Limited partners – those partners who've invested in a general partnership business but are not involved in its daily operations – are also known as 'passive' investors. Tax rules limit passive investors from claiming partnership losses of more than $25,000 per year on their individual income tax returns. If passive investment losses are greater than this limit, the balance can be carried forward to claim on future years' tax returns. The $25,000 limit applies for each tax year. The passive loss rules typically apply if the limited partner invests (but is not otherwise involved) in such ventures as real estate partnerships.

When people form a partnership, they typically contribute a combination of money, assets and services to the endeavor. Each partner's contribution to the partnership is recorded in his or her capital account. This account is a listing of the contributions and withdrawals of each partner, including the annual distributive share of income or losses received from the partnership. The capital account is each partner's financial history, starting at the beginning and continuing throughout the life of the partnership.

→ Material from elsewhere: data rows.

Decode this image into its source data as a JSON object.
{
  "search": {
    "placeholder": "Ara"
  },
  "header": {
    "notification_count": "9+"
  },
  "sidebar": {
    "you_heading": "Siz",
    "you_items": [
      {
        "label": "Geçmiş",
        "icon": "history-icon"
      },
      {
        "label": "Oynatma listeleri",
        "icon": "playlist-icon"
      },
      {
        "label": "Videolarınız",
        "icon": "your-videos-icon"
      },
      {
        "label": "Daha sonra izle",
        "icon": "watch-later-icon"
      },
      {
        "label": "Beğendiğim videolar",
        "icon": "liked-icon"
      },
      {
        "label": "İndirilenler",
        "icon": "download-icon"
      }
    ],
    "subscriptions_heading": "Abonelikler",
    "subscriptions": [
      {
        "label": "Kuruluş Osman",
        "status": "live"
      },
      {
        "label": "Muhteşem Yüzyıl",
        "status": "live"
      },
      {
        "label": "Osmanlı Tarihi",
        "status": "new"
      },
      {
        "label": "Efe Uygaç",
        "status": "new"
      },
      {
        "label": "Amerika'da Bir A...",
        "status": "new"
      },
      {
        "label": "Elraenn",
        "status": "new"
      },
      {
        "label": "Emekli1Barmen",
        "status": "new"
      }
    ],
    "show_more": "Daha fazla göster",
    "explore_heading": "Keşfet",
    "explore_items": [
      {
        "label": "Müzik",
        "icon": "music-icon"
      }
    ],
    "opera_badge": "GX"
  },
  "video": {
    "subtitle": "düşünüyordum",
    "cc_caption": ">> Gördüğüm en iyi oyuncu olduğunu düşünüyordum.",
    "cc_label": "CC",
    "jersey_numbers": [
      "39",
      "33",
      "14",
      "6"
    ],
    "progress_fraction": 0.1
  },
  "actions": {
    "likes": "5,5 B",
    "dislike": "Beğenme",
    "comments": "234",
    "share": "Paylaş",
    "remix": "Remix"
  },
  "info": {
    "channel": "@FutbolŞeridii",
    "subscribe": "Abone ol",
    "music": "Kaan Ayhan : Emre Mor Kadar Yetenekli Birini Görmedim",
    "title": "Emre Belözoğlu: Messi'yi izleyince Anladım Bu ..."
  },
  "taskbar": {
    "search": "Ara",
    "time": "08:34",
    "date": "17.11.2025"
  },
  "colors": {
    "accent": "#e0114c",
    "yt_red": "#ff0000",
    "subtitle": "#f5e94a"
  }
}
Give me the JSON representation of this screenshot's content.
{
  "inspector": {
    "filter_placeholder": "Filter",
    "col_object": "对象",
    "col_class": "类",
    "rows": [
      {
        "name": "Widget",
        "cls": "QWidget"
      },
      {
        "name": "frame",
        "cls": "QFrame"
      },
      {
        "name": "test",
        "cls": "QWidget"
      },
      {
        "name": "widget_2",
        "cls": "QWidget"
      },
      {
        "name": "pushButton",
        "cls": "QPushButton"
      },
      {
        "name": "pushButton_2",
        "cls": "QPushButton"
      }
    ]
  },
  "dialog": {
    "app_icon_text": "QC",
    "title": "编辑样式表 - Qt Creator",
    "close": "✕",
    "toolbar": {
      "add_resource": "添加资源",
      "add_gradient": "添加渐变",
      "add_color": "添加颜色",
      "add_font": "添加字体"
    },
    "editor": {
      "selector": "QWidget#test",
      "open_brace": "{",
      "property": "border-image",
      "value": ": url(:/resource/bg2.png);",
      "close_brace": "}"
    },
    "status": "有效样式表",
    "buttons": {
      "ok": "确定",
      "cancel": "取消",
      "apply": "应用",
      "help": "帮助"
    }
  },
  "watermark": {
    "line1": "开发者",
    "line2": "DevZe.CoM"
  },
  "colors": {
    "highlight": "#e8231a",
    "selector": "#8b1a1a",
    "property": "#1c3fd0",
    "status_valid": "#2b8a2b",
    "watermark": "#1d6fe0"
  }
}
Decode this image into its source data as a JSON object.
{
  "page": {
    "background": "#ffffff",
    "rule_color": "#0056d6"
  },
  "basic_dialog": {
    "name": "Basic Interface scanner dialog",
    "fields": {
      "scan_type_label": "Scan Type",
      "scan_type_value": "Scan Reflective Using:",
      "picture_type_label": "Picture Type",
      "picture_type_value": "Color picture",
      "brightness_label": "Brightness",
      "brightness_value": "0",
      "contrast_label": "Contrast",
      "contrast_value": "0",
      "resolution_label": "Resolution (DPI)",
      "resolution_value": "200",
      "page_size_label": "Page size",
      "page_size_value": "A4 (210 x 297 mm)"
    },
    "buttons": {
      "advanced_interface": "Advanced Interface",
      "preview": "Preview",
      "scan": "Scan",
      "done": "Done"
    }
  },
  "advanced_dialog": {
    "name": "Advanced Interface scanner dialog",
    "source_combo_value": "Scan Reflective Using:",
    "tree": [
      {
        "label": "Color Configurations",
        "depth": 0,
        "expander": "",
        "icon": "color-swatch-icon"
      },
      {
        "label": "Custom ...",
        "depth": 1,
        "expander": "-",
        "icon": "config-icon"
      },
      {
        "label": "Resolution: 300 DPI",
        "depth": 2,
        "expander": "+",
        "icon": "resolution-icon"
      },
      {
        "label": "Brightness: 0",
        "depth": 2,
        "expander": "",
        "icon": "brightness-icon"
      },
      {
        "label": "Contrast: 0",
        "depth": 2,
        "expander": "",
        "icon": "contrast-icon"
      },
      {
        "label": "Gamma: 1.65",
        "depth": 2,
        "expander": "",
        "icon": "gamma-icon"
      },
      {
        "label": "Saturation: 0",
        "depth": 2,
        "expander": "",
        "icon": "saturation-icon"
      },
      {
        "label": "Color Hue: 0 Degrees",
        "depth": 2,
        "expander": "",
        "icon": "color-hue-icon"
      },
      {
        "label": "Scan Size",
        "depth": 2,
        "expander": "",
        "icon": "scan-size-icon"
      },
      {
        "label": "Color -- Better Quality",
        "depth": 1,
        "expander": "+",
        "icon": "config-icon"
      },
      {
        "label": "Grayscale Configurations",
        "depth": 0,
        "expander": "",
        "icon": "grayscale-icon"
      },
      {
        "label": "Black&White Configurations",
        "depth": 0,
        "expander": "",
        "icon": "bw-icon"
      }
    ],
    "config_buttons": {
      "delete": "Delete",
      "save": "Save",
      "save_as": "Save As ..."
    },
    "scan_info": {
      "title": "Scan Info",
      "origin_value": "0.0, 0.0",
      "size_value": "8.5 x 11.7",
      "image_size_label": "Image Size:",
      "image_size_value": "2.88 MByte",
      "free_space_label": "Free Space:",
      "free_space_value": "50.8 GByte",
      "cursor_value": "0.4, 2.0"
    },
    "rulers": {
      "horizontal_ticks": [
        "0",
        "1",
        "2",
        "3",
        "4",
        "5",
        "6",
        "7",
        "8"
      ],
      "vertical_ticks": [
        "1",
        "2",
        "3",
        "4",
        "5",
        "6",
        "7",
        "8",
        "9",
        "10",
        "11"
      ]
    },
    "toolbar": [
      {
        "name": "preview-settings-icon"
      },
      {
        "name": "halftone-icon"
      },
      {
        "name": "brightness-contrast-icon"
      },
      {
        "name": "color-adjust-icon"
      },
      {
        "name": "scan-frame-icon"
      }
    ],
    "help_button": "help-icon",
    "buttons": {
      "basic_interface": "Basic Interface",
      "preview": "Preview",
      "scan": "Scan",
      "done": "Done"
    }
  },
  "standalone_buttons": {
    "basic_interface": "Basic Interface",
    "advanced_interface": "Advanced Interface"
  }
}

A partnership interest is an investment in the business. For tax purposes therefore, the partner must establish and track his or her investment in the partnership for as long as it's in operation or holds any assets. When each partner contributes only cash for their partnership interests, then the value of their investments is quite easy to calculate. Each partner's capital account simply equals the cash that was contributed.

However, if anything other than money – such as real estate, vehicles or copyrights, for example – is transferred to the partnership, more complicated tax rules take effect. The partner's existing tax basis in the transferred property becomes his or her tax basis in the partnership interest. Therefore, as long as the property maintains the same value from the time that it was originally acquired until the date that it was contributed to the partnership, the tax basis is easily understood.

On other occasions one partner may have ample cash, while another possesses the expertise to run the business effectively. This may create a tax problem because 'services' aren't considered to be property when contributed to a partnership. The tax code imposes a tax cost for taking ownership in a partnership in return for a promise to work in the business. The partner becomes liable for income tax in that year on the value of his or her ownership interest; in other words, it's treated as income to the partner.

Becoming a profits-only partner is one method of circumventing this problem. This clause in the partnership agreement can reward someone who wants to work but doesn't have the money to make a financial contribution to the partnership. Simply put, it states that the individual contributing services has no ownership, but will receive a share of the partnership profits (if any) in exchange for his or her services. Later, the individual can buy into the partnership and become a full partner.